What is the Difference Between Trim Levels?Aug 17th, 2016
It seems as time goes on, things just get more and more confusing. There’s 122 million different types of coffee drinks (not an actual fact but feels that way) from Latte, Double Latte, Mocha, Americano, Macchiato, Espresso… and so on. And this trend continues with vehicles. There’s LT, GX, GS, GT, S, R-Spec…. but what do they all mean?
To try and explain it, let’s take the 2016 Chevrolet Cruze as an example. It is available with 4 “main” trim levels; L, LS, LT, and Premier and 2 subcategories for the LS and LT trim levels.
L – Bare-bones
Let’s start with the lowest tier trim level, the L. Usually this type of trim is just a steering wheel connected to 4 wheels and an engine & transmission to drive them with one or two convenience features that are most popular among buyers. On the Chevrolet Cruze, the amount of features that come standard is a bit more than what other manufacturers offer. The usual power features are included (windows, locks, & mirrors) along with remote keyless entry but also included is a 7” touchscreen with Chevrolet MyLink infotainment system Bluetooth, and OnStar 4G LTE Wifi hotspot capability. That is pretty much what most buyers expect as standard features in a vehicle.
LS – The One Everyone Buys
A step up from the L trim level is the LS which gets broken down into the LS Manual or LS Automatic. Usually the trim level just above the base is the most popular because it doesn’t break the bank but it adds a few extra features that add to the comfort of driving the vehicle. In the case of the LS Manual, it adds single zone air conditioning and a backup camera. The Automatic LS trim builds a bit on it by adding an Auto start/stop feature in addition to the automatic transmission of course.
LT – More Unique and More Features
Once you get to the 3rd tier in the trim hierarchy, the cars start looking like the ones you see at an autoshow. Like the LS trim, the LT trim is split into 2 subcategories (Manual & Automatic) and builds up on the previous trim by adding 16” alloy wheels, LED daytime running lights, Heated mirrors, Cruise control & bluetooth controls on the steering wheel, heated front seats, and satellite radio. And of course the Automatic LT trim adds those features but with an automatic transmission rather than a Manual.

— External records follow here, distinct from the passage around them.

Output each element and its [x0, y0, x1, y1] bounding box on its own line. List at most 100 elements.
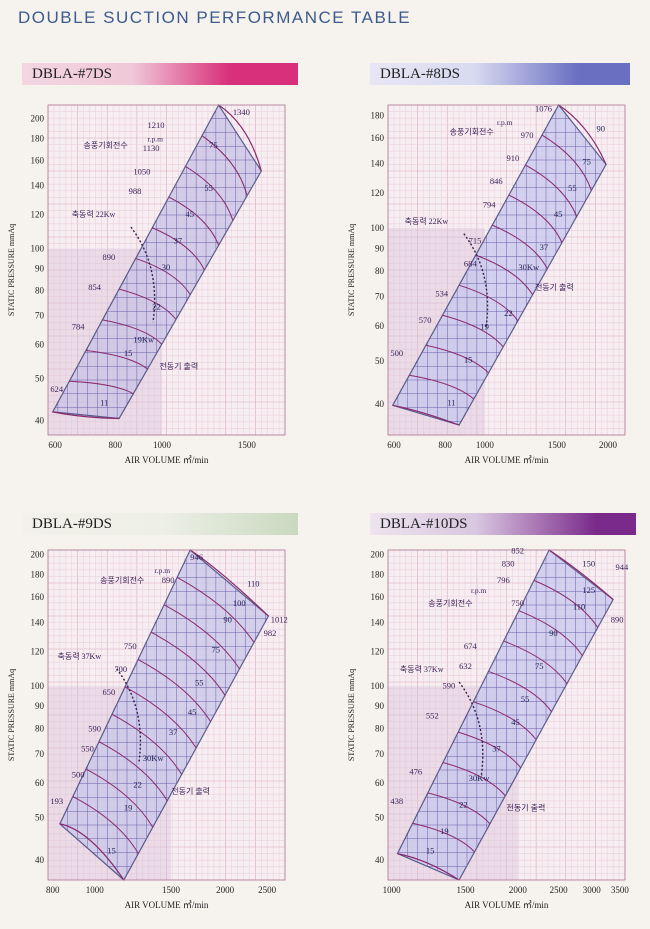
speed-curve: [201, 135, 248, 196]
power-label: 45: [511, 717, 520, 727]
rpm-label: 534: [435, 288, 449, 298]
rpm-label: 570: [419, 315, 432, 325]
rpm-label: 438: [390, 796, 403, 806]
rpm-label: 750: [511, 598, 524, 608]
motor-output-curve: [116, 668, 142, 764]
rpm-label: 476: [409, 766, 422, 776]
rpm-label: 1340: [233, 107, 250, 117]
motor-output-curve: [463, 233, 489, 329]
power-label: 55: [521, 694, 530, 704]
x-axis-label: AIR VOLUME ㎥/min: [125, 900, 209, 910]
rpm-label: 1050: [133, 166, 150, 176]
power-label: 19Kw: [133, 335, 155, 345]
rpm-label: 650: [103, 687, 116, 697]
rpm-label: 552: [426, 710, 439, 720]
rpm-caption: 송풍기회전수: [84, 140, 128, 150]
y-tick-label: 100: [371, 681, 385, 691]
rpm-label: 632: [459, 661, 472, 671]
power-label: 19: [440, 826, 449, 836]
y-tick-label: 60: [35, 778, 45, 788]
motor-output-caption: 전동기 출력: [507, 803, 546, 813]
motor-output-caption: 전동기 출력: [159, 361, 198, 371]
y-tick-label: 140: [31, 617, 45, 627]
motor-output-caption: 전동기 출력: [171, 786, 210, 796]
rpm-label: 684: [464, 259, 478, 269]
x-tick-label: 800: [46, 885, 60, 895]
model-label: DBLA-#8DS: [380, 66, 461, 82]
power-label: 110: [573, 601, 585, 611]
speed-curve: [458, 284, 519, 322]
power-label: 30Kw: [469, 773, 491, 783]
y-tick-label: 50: [375, 356, 385, 366]
model-banner: DBLA-#10DS: [370, 513, 636, 535]
speed-curve: [492, 224, 548, 269]
y-tick-label: 70: [375, 292, 385, 302]
x-tick-label: 1000: [383, 885, 402, 895]
y-axis-label: STATIC PRESSURE mmAq: [347, 669, 356, 761]
y-tick-label: 180: [371, 110, 385, 120]
shaft-power-caption: 축동력 37Kw: [57, 651, 101, 661]
power-label: 15: [464, 354, 473, 364]
shaft-power-caption: 축동력 37Kw: [400, 664, 444, 674]
x-axis-label: AIR VOLUME ㎥/min: [465, 455, 549, 465]
rpm-caption: 송풍기회전수: [450, 127, 494, 137]
y-tick-label: 120: [371, 188, 385, 198]
power-label: 30: [162, 262, 171, 272]
y-tick-label: 160: [371, 133, 385, 143]
model-banner: DBLA-#7DS: [22, 63, 298, 85]
power-label: 19: [124, 803, 133, 813]
rpm-label: 750: [124, 641, 137, 651]
plot-frame: [387, 104, 626, 436]
rpm-label: 854: [88, 282, 102, 292]
rpm-label: 946: [190, 552, 203, 562]
rpm-label: 784: [72, 321, 86, 331]
rpm-label: 890: [162, 575, 175, 585]
performance-chart: 40 50 60 70 80 90 100 120 140 160 180 600 800 1000 150…: [347, 103, 626, 465]
power-label: 45: [188, 707, 197, 717]
speed-curve: [85, 350, 148, 370]
x-tick-label: 3500: [611, 885, 630, 895]
speed-curve: [135, 257, 191, 296]
x-axis-label: AIR VOLUME ㎥/min: [125, 455, 209, 465]
speed-curve: [185, 165, 234, 221]
x-tick-label: 1500: [238, 440, 257, 450]
power-label: 45: [554, 209, 563, 219]
model-label: DBLA-#10DS: [380, 516, 468, 532]
power-label: 55: [568, 183, 577, 193]
y-tick-label: 200: [371, 550, 385, 560]
y-tick-label: 180: [31, 133, 45, 143]
rpm-caption: 송풍기회전수: [428, 598, 472, 608]
y-tick-label: 100: [371, 223, 385, 233]
rpm-label: 674: [464, 641, 478, 651]
power-label: 90: [223, 615, 232, 625]
rpm-unit-label: r.p.m: [155, 566, 171, 575]
x-tick-label: 1000: [153, 440, 172, 450]
y-tick-label: 50: [35, 813, 45, 823]
x-axis-label: AIR VOLUME ㎥/min: [465, 900, 549, 910]
rpm-unit-label: r.p.m: [148, 134, 164, 143]
speed-curve: [488, 670, 552, 712]
max-speed-curve: [189, 549, 269, 617]
model-label: DBLA-#7DS: [32, 66, 113, 82]
rpm-caption: 송풍기회전수: [100, 575, 144, 585]
shaft-power-caption: 축동력 22Kw: [72, 209, 116, 219]
y-tick-label: 60: [375, 321, 385, 331]
max-speed-curve: [558, 104, 607, 165]
rpm-label: 700: [114, 664, 127, 674]
speed-curve: [508, 194, 563, 243]
rpm-label: 944: [616, 562, 630, 572]
y-tick-label: 140: [371, 159, 385, 169]
operating-band: [391, 103, 607, 426]
rpm-label: 1076: [535, 104, 552, 114]
speed-curve: [102, 319, 163, 345]
power-label: 22: [133, 780, 142, 790]
speed-curve: [518, 610, 583, 656]
power-label: 90: [597, 123, 606, 133]
performance-chart: 40 50 60 70 80 90 100 120 140 160 180 200 1000 1500 20…: [347, 545, 630, 910]
y-tick-label: 120: [31, 209, 45, 219]
y-tick-label: 90: [35, 701, 45, 711]
y-tick-label: 60: [35, 339, 45, 349]
speed-curve: [72, 796, 139, 854]
x-tick-label: 1500: [457, 885, 476, 895]
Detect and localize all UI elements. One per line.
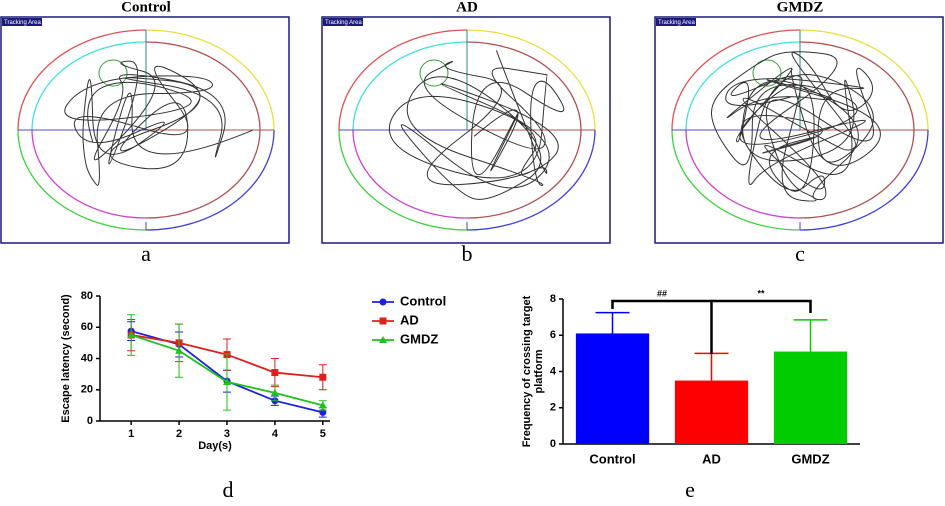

Premier – The Elite Trim Level
Finally there is the Premier (or top) trim level that is equipped with almost every option that can be fitted to any particular vehicle. In the case of the Cruze, the Premier trim adds upon the LT trim by adding 17” alloy wheels, remote vehicle starter system, push button start, climate control, heated steering wheel, power driver’s seat, and a few extra styling touches both inside and out. This trim level usually takes the price up to the point where it matches the base price of the next vehicle in the lineup. In the case of Chevrolet, that is the Malibu.
Hopefully that clarifies the difference between the trim levels but an easy way to remember it is: the base L trim is the least expensive with a few key convenience features, the LS trim is the one that most people purchase with all the features you’ll need in an everyday vehicle without emptying the wallet, the LT trim is for those that want more features and don’t mind paying the extra price, and the Premier trim is for those that need to have everything fitted to their vehicle and price is no object.